Ambargarde seemed to hesitate. At length she said, “In the year of the death of your brother Lord Voriax, my lord.”

“And before that?”

Her lips trembled. “I cannot remember. Perhaps ten years before, perhaps fifteen.”

“Not in the year of the death of Lord Malibor, by any chance?”

“My lord—forgive me—”

“There is nothing that needs forgiveness,” Valentine said quietly. He walked away from the group and stood staring at the burned places in the devastated lawn. In the Labyrinth, he thought, the Coronal is smitten with dark visions at the feasting table. In Zimroel there are plagues upon the crops. In Alhanroel the wind-spiders come, bearing evil omens. And when I call upon my mother in my dreams I see a stranger’s face. The message is very clear, is it not? Yes. The message is very clear.

“Sleet!” he called.

“Lordship?”

“Find Asenhart, and have him make ready the fleet. We sail as soon as possible.”

“For Zimroel, my lord?”

“For the Isle, first, so I may confer with the Lady. And then to Zimroel, yes.”
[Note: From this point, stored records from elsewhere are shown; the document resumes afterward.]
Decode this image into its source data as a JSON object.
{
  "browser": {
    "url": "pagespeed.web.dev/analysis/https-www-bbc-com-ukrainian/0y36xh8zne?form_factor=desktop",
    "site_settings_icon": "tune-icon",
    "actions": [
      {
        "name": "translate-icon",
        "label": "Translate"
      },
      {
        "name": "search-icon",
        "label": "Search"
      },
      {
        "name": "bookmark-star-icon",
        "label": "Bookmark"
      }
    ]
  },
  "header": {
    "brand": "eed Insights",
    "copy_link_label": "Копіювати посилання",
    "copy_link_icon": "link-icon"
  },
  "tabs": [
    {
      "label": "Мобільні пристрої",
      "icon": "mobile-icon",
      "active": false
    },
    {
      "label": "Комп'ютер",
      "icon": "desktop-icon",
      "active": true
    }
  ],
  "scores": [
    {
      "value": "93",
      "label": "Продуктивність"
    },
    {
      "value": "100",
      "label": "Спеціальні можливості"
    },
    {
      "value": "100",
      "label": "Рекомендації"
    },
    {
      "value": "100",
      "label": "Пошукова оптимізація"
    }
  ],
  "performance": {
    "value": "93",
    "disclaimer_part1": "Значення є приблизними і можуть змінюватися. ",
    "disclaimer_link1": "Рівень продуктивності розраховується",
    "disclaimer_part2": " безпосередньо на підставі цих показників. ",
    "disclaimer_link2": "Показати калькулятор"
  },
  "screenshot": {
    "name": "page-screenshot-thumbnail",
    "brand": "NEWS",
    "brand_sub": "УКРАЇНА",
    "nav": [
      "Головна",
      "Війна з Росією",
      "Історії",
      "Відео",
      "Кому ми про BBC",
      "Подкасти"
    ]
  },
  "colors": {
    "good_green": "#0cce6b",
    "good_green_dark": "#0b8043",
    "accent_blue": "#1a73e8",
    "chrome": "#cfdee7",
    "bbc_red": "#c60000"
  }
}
“Valentine?” a small voice said.

It was Carabella. Her eyes were fixed and strange and her face was pale. She looked almost like a child now—a small frightened child whose soul has been brushed in the night by the King of Dreams.

“What evil is loose in our land, my lord?” she asked in a voice he could scarcely hear. “What will happen to us, my lord? Tell me: what will happen to us?”